TL;DR: For clustering time-series data, as a baseline, you can try using Dynamic Time Warping (DTW) as a distance metric for your favorite clustering algorithm, say $k$-means.
DTW is commonly used in applications like ASR (automatic speech recognition), and other sequence alignment problems. I believe the Python package tslearn
implements DTW, though I have not used it myself.
What is DTW?
At a very high level, DTW is a measure of how "aligned" two time-series are, so it can capture features like "rise in pitch over time + decay in energy;" i.e. two sequences are "close" if you can stretch/compress a source sequence in the time dimension into the target sequence. To compute this, let's define $x, y$ as sequences of length $n, m$ respectively, and $\pi = [\pi_1, \pi_2, \dots \pi_N]$, where $\pi_k = (i_k, j_k)$, a tuple of indices into $x, y$ respectively. Intuitively, $\pi$ defines a "path" through sequences $x, y$ by pairing up indices. Then you minimize the following objective:
$$ \underset{\pi}{\min} \sqrt{\sum_{(i, j) \in \pi} d(x_i, y_j)^2} \quad\text{subject to}$$
$$ i_{k-1} \leq i_k \leq i_{k-1} + 1,\;\; j_{k-1} \leq j_k \leq j_{k-1} + 1 \quad\text{for}\quad (i_k, j_k) \in \pi, 0 < k \leq N;\\
i_0 = 0, j_0 = 0;\\
i_K = n, j_K = m.$$
where $d$ is some distance metric (say $\ell_1, \ell_2$). The final two constraints are just boundary conditions that specify that the path $\pi$ must align with the beginnings and ends of $x, y$ simultaneously; the top constraint specifies that indices $i_k, j_k$ must be monotonically non-decreasing in $k$.

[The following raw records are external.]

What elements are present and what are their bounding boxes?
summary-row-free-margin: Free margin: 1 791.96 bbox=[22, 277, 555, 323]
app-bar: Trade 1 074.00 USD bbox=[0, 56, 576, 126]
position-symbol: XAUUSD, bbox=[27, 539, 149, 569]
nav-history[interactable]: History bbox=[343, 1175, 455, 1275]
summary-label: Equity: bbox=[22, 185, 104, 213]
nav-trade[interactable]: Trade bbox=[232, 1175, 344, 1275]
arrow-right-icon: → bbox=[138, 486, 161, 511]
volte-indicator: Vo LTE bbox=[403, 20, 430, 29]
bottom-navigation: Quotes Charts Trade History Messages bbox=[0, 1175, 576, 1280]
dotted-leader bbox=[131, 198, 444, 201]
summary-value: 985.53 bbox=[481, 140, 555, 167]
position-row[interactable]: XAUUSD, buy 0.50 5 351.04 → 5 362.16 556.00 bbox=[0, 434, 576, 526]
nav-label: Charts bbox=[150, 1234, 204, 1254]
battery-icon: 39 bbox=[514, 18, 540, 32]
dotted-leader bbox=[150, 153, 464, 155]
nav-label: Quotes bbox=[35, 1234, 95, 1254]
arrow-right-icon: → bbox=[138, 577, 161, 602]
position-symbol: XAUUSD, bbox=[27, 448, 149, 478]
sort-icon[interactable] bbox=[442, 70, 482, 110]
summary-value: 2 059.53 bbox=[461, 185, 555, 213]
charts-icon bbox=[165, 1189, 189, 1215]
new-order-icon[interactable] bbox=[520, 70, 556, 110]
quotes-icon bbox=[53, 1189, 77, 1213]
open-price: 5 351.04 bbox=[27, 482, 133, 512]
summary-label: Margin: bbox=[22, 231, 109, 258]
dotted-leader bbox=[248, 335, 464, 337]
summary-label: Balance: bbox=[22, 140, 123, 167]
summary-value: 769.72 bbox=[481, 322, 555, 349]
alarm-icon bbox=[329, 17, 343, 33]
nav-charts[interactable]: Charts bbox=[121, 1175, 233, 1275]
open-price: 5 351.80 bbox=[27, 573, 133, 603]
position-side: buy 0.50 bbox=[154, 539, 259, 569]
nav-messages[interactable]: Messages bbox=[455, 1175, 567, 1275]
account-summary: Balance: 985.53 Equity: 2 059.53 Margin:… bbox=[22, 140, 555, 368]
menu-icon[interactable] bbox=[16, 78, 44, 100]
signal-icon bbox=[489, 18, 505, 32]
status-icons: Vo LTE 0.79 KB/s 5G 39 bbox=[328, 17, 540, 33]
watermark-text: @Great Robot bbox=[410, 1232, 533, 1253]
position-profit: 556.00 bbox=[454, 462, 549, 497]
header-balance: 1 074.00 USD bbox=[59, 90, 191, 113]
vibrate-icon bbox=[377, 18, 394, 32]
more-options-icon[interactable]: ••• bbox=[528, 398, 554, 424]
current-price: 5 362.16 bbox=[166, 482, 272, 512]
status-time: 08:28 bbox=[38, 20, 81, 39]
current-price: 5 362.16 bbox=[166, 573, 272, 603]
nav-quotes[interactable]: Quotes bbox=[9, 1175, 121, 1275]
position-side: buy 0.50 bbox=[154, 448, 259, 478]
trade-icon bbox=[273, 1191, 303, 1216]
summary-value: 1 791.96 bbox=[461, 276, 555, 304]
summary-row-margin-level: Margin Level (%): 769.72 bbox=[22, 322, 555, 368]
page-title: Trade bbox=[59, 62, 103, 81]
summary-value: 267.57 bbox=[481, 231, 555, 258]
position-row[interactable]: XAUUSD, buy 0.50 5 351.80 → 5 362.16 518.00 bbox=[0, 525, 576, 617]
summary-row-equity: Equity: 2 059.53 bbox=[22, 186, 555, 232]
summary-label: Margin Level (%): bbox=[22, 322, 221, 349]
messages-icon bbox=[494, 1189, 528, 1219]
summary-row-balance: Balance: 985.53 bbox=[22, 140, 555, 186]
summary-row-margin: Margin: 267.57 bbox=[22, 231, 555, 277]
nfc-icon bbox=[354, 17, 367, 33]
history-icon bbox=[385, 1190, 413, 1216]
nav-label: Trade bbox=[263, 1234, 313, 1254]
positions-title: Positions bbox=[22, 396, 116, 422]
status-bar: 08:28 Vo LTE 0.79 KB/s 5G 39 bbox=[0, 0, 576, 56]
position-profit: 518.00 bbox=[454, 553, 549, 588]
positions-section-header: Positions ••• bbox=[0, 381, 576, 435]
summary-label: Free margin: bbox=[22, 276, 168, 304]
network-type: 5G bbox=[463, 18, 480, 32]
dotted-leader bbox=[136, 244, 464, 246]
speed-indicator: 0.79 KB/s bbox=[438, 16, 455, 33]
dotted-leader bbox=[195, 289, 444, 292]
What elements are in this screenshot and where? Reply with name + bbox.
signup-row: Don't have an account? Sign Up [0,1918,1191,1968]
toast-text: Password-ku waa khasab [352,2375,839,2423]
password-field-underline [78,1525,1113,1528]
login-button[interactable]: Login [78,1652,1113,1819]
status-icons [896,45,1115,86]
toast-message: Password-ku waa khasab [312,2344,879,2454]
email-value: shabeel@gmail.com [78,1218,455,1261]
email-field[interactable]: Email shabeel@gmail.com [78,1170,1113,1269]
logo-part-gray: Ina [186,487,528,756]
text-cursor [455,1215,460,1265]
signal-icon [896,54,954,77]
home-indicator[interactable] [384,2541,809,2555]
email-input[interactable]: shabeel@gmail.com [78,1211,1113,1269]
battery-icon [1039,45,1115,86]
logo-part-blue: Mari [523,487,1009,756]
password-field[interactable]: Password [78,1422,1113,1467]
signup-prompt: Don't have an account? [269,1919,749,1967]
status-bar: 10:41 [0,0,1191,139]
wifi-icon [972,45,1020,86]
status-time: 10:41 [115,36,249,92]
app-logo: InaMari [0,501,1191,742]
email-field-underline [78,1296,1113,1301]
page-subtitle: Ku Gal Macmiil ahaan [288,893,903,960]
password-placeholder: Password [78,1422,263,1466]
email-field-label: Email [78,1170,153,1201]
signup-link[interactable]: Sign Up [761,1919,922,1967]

This schematic from Wikipedia illustrates this quite succinctly:

We can imagine each location where a dashed line originates/terminates as an element of a discrete time-series; these correspond to the various $i_k, j_k$ defined in $\pi$.
What about the curse of dimensionality?
Your intuition that $k$-means runs into the curse of dimensionality is generally correct in practice, and often becomes a problem when you're using Euclidean distance (see this previous answer for more details), but the curse of dimensionality is more nuanced than "more dimensions = bad;" it is important to realize that the curse of dimensionality affects different metrics in different ways. Very informally, DTW is a metric that is less "susceptible" to the same dimensionality problems with squared Euclidean distance, as it better preserves its "meaning" in high dimensional spaces.
More concretely, using nearest-neighbors search as an illustrative example, under reasonable assumptions about your data-generating distribution, data points tend to become uniformly distant from one another in Euclidean distance as your dimensionality (or in the context of time-series, sequence length) increases; i.e., most points are "almost-nearest" neighbors. DTW does not suffer as severely from this problem as sequence length increases. A more mathematical way to gauge the severity of the curse of dimensionality is shown in Section 3.4 of this paper.